登船時,那船家雖也查看過所,相較於那日晨間遇到的城門郎,卻是又松泛不少,只堪堪對過男女人數和年齡身形便放了行。
熹微的晨光中,施晏微登上船去,與另外兩個女郎分在一間船艙內。
起初那兩個女郎瞧著互相併不認識,但因二人同是洛陽人氏,說著相同的鄉音,不免彼此心生相近之意,不過一刻鐘的功夫便已聊到一塊去了。
空間有限的臥榻上,施晏微靜靜坐著,掀開粗布帘子透過窗欞往外看,但見旭日升於山腰之上,天邊霞光萬道,遠山重巒疊翠、薄霧繚繞,傾泄而下的暖白金光鋪在水面上映出粼粼碎金,美如畫卷,引人入勝。

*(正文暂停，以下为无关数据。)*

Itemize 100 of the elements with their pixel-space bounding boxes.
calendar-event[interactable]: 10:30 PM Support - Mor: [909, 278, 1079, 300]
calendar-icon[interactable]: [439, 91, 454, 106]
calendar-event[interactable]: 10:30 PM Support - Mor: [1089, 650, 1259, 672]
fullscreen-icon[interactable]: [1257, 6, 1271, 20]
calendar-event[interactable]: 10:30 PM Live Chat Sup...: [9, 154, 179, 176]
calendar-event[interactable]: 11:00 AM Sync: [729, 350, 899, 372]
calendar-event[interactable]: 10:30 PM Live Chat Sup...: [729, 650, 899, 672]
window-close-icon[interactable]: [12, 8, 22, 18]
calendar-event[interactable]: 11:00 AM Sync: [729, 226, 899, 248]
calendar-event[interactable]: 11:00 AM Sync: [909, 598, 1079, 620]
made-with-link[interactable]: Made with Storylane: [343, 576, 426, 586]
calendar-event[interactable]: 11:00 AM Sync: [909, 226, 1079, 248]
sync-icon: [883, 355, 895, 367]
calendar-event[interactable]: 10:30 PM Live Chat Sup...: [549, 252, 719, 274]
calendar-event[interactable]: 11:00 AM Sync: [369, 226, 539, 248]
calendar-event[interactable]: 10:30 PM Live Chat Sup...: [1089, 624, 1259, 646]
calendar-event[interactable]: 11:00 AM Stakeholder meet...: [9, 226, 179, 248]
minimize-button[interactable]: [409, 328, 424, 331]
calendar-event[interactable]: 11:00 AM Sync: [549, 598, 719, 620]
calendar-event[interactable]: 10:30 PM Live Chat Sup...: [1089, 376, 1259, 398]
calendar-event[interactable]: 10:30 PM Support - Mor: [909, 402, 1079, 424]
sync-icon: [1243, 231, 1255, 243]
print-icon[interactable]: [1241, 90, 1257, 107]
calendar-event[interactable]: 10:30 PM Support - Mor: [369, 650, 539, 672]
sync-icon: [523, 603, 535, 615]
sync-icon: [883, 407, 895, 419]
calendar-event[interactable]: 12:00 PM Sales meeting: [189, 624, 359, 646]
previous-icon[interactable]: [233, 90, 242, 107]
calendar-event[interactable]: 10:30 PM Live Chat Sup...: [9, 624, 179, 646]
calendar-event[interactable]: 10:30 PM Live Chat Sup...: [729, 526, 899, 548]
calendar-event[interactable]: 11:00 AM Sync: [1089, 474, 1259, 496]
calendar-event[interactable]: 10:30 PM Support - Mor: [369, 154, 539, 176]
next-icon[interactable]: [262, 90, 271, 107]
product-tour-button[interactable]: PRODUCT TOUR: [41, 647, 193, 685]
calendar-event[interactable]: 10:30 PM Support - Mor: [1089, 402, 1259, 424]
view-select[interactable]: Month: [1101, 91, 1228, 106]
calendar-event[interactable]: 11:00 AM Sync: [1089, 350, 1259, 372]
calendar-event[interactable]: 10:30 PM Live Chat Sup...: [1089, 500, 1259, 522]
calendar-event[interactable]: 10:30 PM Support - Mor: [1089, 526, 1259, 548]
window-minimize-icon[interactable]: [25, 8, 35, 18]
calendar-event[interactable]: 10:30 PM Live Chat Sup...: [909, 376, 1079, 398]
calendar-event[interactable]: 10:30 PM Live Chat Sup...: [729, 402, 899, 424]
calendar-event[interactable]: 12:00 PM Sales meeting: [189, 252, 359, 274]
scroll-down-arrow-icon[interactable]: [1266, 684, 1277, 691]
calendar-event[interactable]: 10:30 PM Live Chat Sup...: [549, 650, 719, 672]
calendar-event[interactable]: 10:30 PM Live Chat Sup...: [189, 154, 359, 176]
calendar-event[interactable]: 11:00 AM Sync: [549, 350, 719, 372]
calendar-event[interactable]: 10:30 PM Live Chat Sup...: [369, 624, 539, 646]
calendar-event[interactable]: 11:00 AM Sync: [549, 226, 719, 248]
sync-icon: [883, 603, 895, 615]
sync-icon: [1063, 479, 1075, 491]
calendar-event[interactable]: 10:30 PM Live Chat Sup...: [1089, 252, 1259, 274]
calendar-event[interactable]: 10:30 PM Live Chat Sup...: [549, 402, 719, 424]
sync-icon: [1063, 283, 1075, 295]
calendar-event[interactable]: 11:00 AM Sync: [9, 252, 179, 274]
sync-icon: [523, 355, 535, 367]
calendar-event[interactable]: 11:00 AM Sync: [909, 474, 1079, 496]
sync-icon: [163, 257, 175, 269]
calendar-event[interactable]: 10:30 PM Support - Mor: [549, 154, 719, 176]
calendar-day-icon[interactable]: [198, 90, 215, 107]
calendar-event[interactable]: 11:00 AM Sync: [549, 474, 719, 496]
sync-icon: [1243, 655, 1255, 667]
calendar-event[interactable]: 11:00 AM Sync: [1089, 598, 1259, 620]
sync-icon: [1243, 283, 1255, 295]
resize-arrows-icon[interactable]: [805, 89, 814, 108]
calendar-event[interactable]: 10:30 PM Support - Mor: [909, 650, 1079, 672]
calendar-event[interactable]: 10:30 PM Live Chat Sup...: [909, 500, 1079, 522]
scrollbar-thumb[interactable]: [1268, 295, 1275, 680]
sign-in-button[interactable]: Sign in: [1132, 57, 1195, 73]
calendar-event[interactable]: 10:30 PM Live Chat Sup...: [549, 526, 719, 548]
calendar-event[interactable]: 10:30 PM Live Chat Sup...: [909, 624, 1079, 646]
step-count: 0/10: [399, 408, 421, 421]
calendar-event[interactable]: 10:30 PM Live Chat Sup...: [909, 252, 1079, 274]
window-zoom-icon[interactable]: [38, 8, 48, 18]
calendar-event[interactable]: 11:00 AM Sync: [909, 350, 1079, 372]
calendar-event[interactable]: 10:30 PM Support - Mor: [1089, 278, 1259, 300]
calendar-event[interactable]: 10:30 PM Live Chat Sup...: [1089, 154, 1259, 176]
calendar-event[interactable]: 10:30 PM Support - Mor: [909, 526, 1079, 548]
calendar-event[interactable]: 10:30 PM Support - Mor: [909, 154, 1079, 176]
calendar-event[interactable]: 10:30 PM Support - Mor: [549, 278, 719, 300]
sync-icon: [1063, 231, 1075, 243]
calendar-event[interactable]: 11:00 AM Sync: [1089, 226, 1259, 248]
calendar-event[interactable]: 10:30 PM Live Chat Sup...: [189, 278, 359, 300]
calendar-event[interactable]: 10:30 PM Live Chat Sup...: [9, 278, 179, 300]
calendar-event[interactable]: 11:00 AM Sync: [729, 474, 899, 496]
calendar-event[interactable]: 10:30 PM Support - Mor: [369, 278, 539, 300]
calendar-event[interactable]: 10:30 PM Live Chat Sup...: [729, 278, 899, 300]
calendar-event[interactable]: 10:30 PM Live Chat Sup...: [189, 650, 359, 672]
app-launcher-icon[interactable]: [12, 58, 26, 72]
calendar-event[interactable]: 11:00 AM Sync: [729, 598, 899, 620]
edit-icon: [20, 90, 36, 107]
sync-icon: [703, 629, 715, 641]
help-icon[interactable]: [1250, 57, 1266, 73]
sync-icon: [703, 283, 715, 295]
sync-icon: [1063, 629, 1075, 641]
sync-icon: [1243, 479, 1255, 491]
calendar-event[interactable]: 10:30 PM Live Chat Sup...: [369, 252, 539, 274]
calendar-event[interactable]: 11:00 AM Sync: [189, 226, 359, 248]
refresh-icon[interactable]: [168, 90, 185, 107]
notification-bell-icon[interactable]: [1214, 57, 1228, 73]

施晏微正陶醉在這山水美景之間,忽聽一道帶著豫西鄉音的女聲朝她問道:「這位娘子可是洛陽人氏?」
「妾非是洛陽人氏,此去洛陽,乃是探尋遠親。」
那女郎聞言又道:「聽娘子的口音,倒像是北地人氏?」
施晏微叫她聽出口音來,倒不好否認,並不說自己究竟來自北地的哪一個州,只含糊其辭道:「妾幼時長在北地,近些年才隨族中親人來長安落腳。」
話畢,推說自己要去外頭解手,出了船艙往甲板而去。
一連兩日,施晏微皆是避著她二人洗漱安歇,未嘗將真正的面貌示於人前。
施晏微從她二人的言談舉止間,大抵可以猜到先時問她話的女郎乃是往來長安和洛陽營生的歌姬、清客,因素日接觸的人頗多,是以才會知曉北地的鄉音。
她身側的另外一名女郎,乃是在長安繡莊裡幫工的繡娘,一年裡至多也不過歸家一兩回。
三人同在一間船艙里住著,一來二去間,自然就有了交集,那清客只叫施晏微喚她甄二娘,施晏微每日與她二人閒聊打發時間,日子過得倒也不算無趣。
開闊的河面上,船隻順著水流流向直取洛陽而去。
施晏微每日晨起,皆會自窗邊望向兩岸青山,心中期盼著能夠早些抵達洛陽。
又越一日,入夜過後,天色寒涼,施晏微獨自披了斗篷去甲板處觀星賞月,寒涼的晚風吹動她的衣擺,她卻渾然不覺冷,只沉浸在這無邊的月色之中,思緒飄遠。
耳畔是流水潺潺和朔風緩緩的自然之聲,施晏微只覺一顆心沉靜極了,自她被宋珩囚在身邊後,已經有許久不曾有過這般寧靜恬淡的心境。